Diversification Opportunities for IShares Russell and Goldman Sachs

1.0
  Correlation Coefficient

No risk reduction

The 3 months correlation between IShares and Goldman is 1.0. Overlapping area represents the amount of risk that can be diversified away by holding iShares Russell 1000 and Goldman Sachs ETF in the same portfolio, assuming nothing else is changed. The correlation between historical prices or returns on Goldman Sachs ETF and IShares Russell is a relative statistical measure of the degree to which these equity instruments tend to move together. The correlation coefficient measures the extent to which returns on iShares Russell 1000 are associated (or correlated) with Goldman Sachs. Values of the correlation coefficient range from -1 to +1, where. The correlation of zero (0) is possible when the price movement of Goldman Sachs ETF has no effect on the direction of IShares Russell i.e., IShares Russell and Goldman Sachs go up and down completely randomly.

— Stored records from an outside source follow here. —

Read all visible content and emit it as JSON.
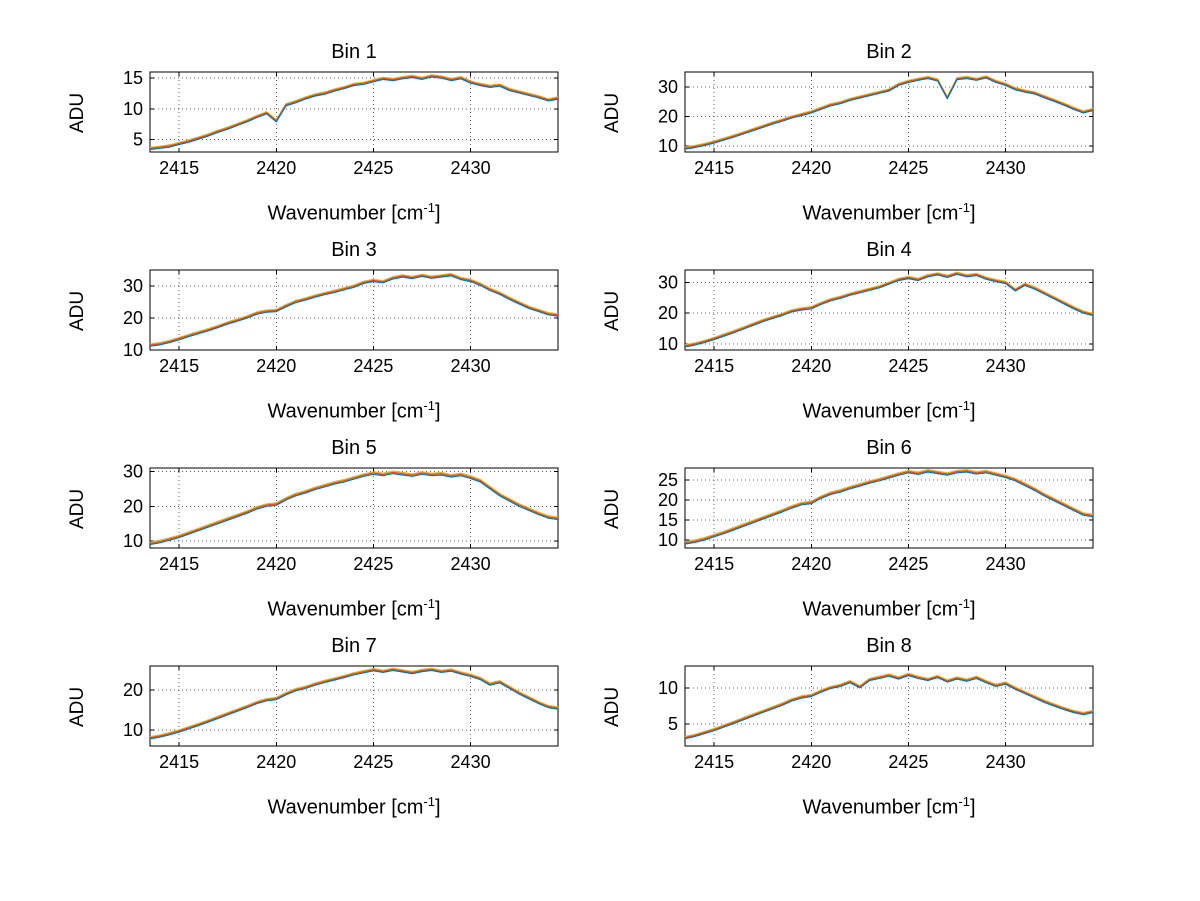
{
  "figure": {
    "background_color": "#ffffff"
  },
  "chart_data": {
    "type": "line",
    "layout": {
      "rows": 4,
      "cols": 2,
      "grid": "dotted",
      "legend": "none",
      "box": "on"
    },
    "ylabel": "ADU",
    "xlabel": {
      "pre": "Wavenumber [cm",
      "sup": "-1",
      "post": "]"
    },
    "x": [
      2413.5,
      2414.0,
      2414.5,
      2415.0,
      2415.5,
      2416.0,
      2416.5,
      2417.0,
      2417.5,
      2418.0,
      2418.5,
      2419.0,
      2419.5,
      2420.0,
      2420.5,
      2421.0,
      2421.5,
      2422.0,
      2422.5,
      2423.0,
      2423.5,
      2424.0,
      2424.5,
      2425.0,
      2425.5,
      2426.0,
      2426.5,
      2427.0,
      2427.5,
      2428.0,
      2428.5,
      2429.0,
      2429.5,
      2430.0,
      2430.5,
      2431.0,
      2431.5,
      2432.0,
      2432.5,
      2433.0,
      2433.5,
      2434.0,
      2434.5
    ],
    "xlim": [
      2413.5,
      2434.5
    ],
    "xticks": [
      2415,
      2420,
      2425,
      2430
    ],
    "grid_color": "#606060",
    "series": [
      {
        "name": "trace-blue",
        "color": "#0072BD"
      },
      {
        "name": "trace-orange",
        "color": "#D95319"
      },
      {
        "name": "trace-yellow",
        "color": "#EDB120"
      }
    ],
    "series_note": "trace-orange and trace-yellow run parallel to trace-blue, shifted upward by each bin's offsets[1] and offsets[2] (ADU)",
    "bins": [
      {
        "title": "Bin 1",
        "ylim": [
          3,
          16
        ],
        "yticks": [
          5,
          10,
          15
        ],
        "offsets": [
          0,
          0.18,
          0.35
        ],
        "values": [
          3.4,
          3.6,
          3.8,
          4.2,
          4.6,
          5.1,
          5.6,
          6.2,
          6.7,
          7.3,
          7.9,
          8.6,
          9.2,
          7.9,
          10.5,
          11.0,
          11.6,
          12.1,
          12.4,
          12.9,
          13.3,
          13.8,
          14.0,
          14.4,
          14.8,
          14.6,
          14.9,
          15.1,
          14.8,
          15.2,
          15.0,
          14.6,
          14.9,
          14.2,
          13.8,
          13.5,
          13.7,
          13.0,
          12.6,
          12.2,
          11.8,
          11.3,
          11.6
        ]
      },
      {
        "title": "Bin 2",
        "ylim": [
          8,
          35
        ],
        "yticks": [
          10,
          20,
          30
        ],
        "offsets": [
          0,
          0.35,
          0.7
        ],
        "values": [
          9.0,
          9.5,
          10.2,
          11.0,
          12.0,
          13.0,
          14.1,
          15.2,
          16.3,
          17.4,
          18.4,
          19.5,
          20.3,
          21.2,
          22.4,
          23.6,
          24.3,
          25.4,
          26.2,
          27.0,
          27.8,
          28.6,
          30.5,
          31.5,
          32.2,
          32.8,
          32.0,
          26.0,
          32.4,
          32.8,
          32.2,
          33.0,
          31.5,
          30.5,
          29.0,
          28.2,
          27.6,
          26.3,
          25.1,
          23.8,
          22.4,
          21.2,
          22.0
        ]
      },
      {
        "title": "Bin 3",
        "ylim": [
          10,
          35
        ],
        "yticks": [
          10,
          20,
          30
        ],
        "offsets": [
          0,
          0.35,
          0.7
        ],
        "values": [
          11.2,
          11.6,
          12.3,
          13.2,
          14.2,
          15.1,
          16.0,
          17.0,
          18.1,
          19.0,
          20.0,
          21.2,
          21.8,
          22.0,
          23.5,
          24.8,
          25.6,
          26.5,
          27.3,
          28.0,
          28.8,
          29.6,
          30.8,
          31.4,
          31.0,
          32.2,
          32.8,
          32.3,
          33.0,
          32.4,
          32.8,
          33.2,
          32.0,
          31.4,
          30.2,
          28.6,
          27.4,
          25.8,
          24.4,
          23.0,
          22.0,
          21.0,
          20.6
        ]
      },
      {
        "title": "Bin 4",
        "ylim": [
          8,
          34
        ],
        "yticks": [
          10,
          20,
          30
        ],
        "offsets": [
          0,
          0.35,
          0.7
        ],
        "values": [
          9.0,
          9.6,
          10.4,
          11.4,
          12.5,
          13.6,
          14.8,
          16.0,
          17.2,
          18.2,
          19.2,
          20.4,
          21.0,
          21.4,
          22.8,
          24.0,
          24.8,
          25.8,
          26.6,
          27.4,
          28.2,
          29.4,
          30.6,
          31.2,
          30.6,
          31.8,
          32.4,
          31.6,
          32.6,
          31.8,
          32.2,
          31.0,
          30.2,
          29.6,
          27.2,
          29.0,
          27.8,
          26.2,
          24.6,
          23.0,
          21.4,
          20.0,
          19.2
        ]
      },
      {
        "title": "Bin 5",
        "ylim": [
          8,
          31
        ],
        "yticks": [
          10,
          20,
          30
        ],
        "offsets": [
          0,
          0.35,
          0.7
        ],
        "values": [
          9.0,
          9.5,
          10.2,
          11.0,
          12.0,
          13.0,
          14.0,
          15.0,
          16.0,
          17.0,
          18.0,
          19.2,
          20.0,
          20.3,
          21.8,
          23.0,
          23.8,
          24.8,
          25.6,
          26.4,
          27.0,
          27.8,
          28.6,
          29.2,
          28.8,
          29.4,
          29.0,
          28.6,
          29.2,
          28.8,
          29.0,
          28.4,
          28.8,
          28.0,
          27.0,
          25.0,
          23.0,
          21.5,
          20.0,
          18.8,
          17.6,
          16.6,
          16.2
        ]
      },
      {
        "title": "Bin 6",
        "ylim": [
          8,
          28
        ],
        "yticks": [
          10,
          15,
          20,
          25
        ],
        "offsets": [
          0,
          0.3,
          0.6
        ],
        "values": [
          9.0,
          9.4,
          10.0,
          10.8,
          11.6,
          12.5,
          13.4,
          14.3,
          15.2,
          16.1,
          17.0,
          18.0,
          18.8,
          19.1,
          20.4,
          21.4,
          22.0,
          22.8,
          23.5,
          24.2,
          24.8,
          25.5,
          26.2,
          26.8,
          26.4,
          27.0,
          26.6,
          26.2,
          26.8,
          27.0,
          26.5,
          26.8,
          26.2,
          25.6,
          24.8,
          23.6,
          22.4,
          21.0,
          19.8,
          18.6,
          17.4,
          16.2,
          15.8
        ]
      },
      {
        "title": "Bin 7",
        "ylim": [
          6,
          26
        ],
        "yticks": [
          10,
          20
        ],
        "offsets": [
          0,
          0.28,
          0.55
        ],
        "values": [
          7.8,
          8.2,
          8.8,
          9.5,
          10.3,
          11.1,
          12.0,
          12.9,
          13.8,
          14.7,
          15.6,
          16.6,
          17.3,
          17.6,
          18.8,
          19.8,
          20.4,
          21.2,
          21.9,
          22.5,
          23.1,
          23.8,
          24.3,
          24.8,
          24.4,
          24.9,
          24.5,
          24.1,
          24.6,
          24.9,
          24.4,
          24.7,
          24.0,
          23.4,
          22.6,
          21.2,
          21.8,
          20.4,
          19.0,
          17.8,
          16.6,
          15.6,
          15.2
        ]
      },
      {
        "title": "Bin 8",
        "ylim": [
          2,
          13
        ],
        "yticks": [
          5,
          10
        ],
        "offsets": [
          0,
          0.15,
          0.3
        ],
        "values": [
          3.0,
          3.3,
          3.7,
          4.1,
          4.6,
          5.1,
          5.6,
          6.1,
          6.6,
          7.1,
          7.6,
          8.2,
          8.6,
          8.8,
          9.4,
          9.9,
          10.2,
          10.7,
          10.0,
          11.0,
          11.3,
          11.6,
          11.2,
          11.7,
          11.3,
          11.0,
          11.4,
          10.8,
          11.2,
          10.9,
          11.3,
          10.7,
          10.2,
          10.5,
          9.8,
          9.2,
          8.6,
          8.0,
          7.5,
          7.0,
          6.6,
          6.3,
          6.6
        ]
      }
    ]
  }
}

Pair Corralation between IShares Russell and Goldman Sachs

Considering the 90-day investment horizon iShares Russell 1000 is expected to generate 1.06 times more return on investment than Goldman Sachs. However, IShares Russell is 1.06 times more volatile than Goldman Sachs ETF. It trades about 0.19 of its potential returns per unit of risk. Goldman Sachs ETF is currently generating about 0.2 per unit of risk. If you would invest  35,426  in iShares Russell 1000 on September 2, 2024 and sell it today you would earn a total of  4,412  from holding iShares Russell 1000 or generate 12.45% return on investment over 90 days.
Time Period3 Months [change]
DirectionMoves Together 
StrengthVery Strong
Accuracy100.0%
ValuesDaily Returns

iShares Russell 1000  vs.  Goldman Sachs ETF

 Performance 
       Timeline  
iShares Russell 1000 

Risk-Adjusted Performance

15 of 100

 
Weak
 
Strong
Good
Compared to the overall equity markets, risk-adjusted returns on investments in iShares Russell 1000 are ranked lower than 15 (%) of all global equities and portfolios over the last 90 days. Despite nearly unsteady basic indicators, IShares Russell may actually be approaching a critical reversion point that can send shares even higher in January 2025.
Goldman Sachs ETF 

Risk-Adjusted Performance

15 of 100

 
Weak
 
Strong
Good
Compared to the overall equity markets, risk-adjusted returns on investments in Goldman Sachs ETF are ranked lower than 15 (%) of all global equities and portfolios over the last 90 days. In spite of comparatively weak basic indicators, Goldman Sachs may actually be approaching a critical reversion point that can send shares even higher in January 2025.

IShares Russell and Goldman Sachs Volatility Contrast

   Predicted Return Density   
       Returns  

Pair Trading with IShares Russell and Goldman Sachs

The main advantage of trading using opposite IShares Russell and Goldman Sachs positions is that it hedges away some unsystematic risk. Because of two separate transactions, even if IShares Russell position performs unexpectedly, Goldman Sachs can make up some of the losses. Pair trading also minimizes risk from directional movements in the market. For example, if an entire industry or sector drops because of unexpected headlines, the short position in Goldman Sachs will offset losses from the drop in Goldman Sachs' long position.
The idea behind iShares Russell 1000 and Goldman Sachs ETF pairs trading is to make the combined position market-neutral, meaning the overall market's direction will not affect its win or loss (or potential downside or upside). This can be achieved by designing a pairs trade with two highly correlated stocks or equities that operate in a similar space or sector, making it possible to obtain profits through simple and relatively low-risk investment.
Check out your portfolio center.
Note that this page's information should be used as a complementary analysis to find the right mix of equity instruments to add to your existing portfolios or create a brand new portfolio. You can also try the Performance Analysis module to check effects of mean-variance optimization against your current asset allocation.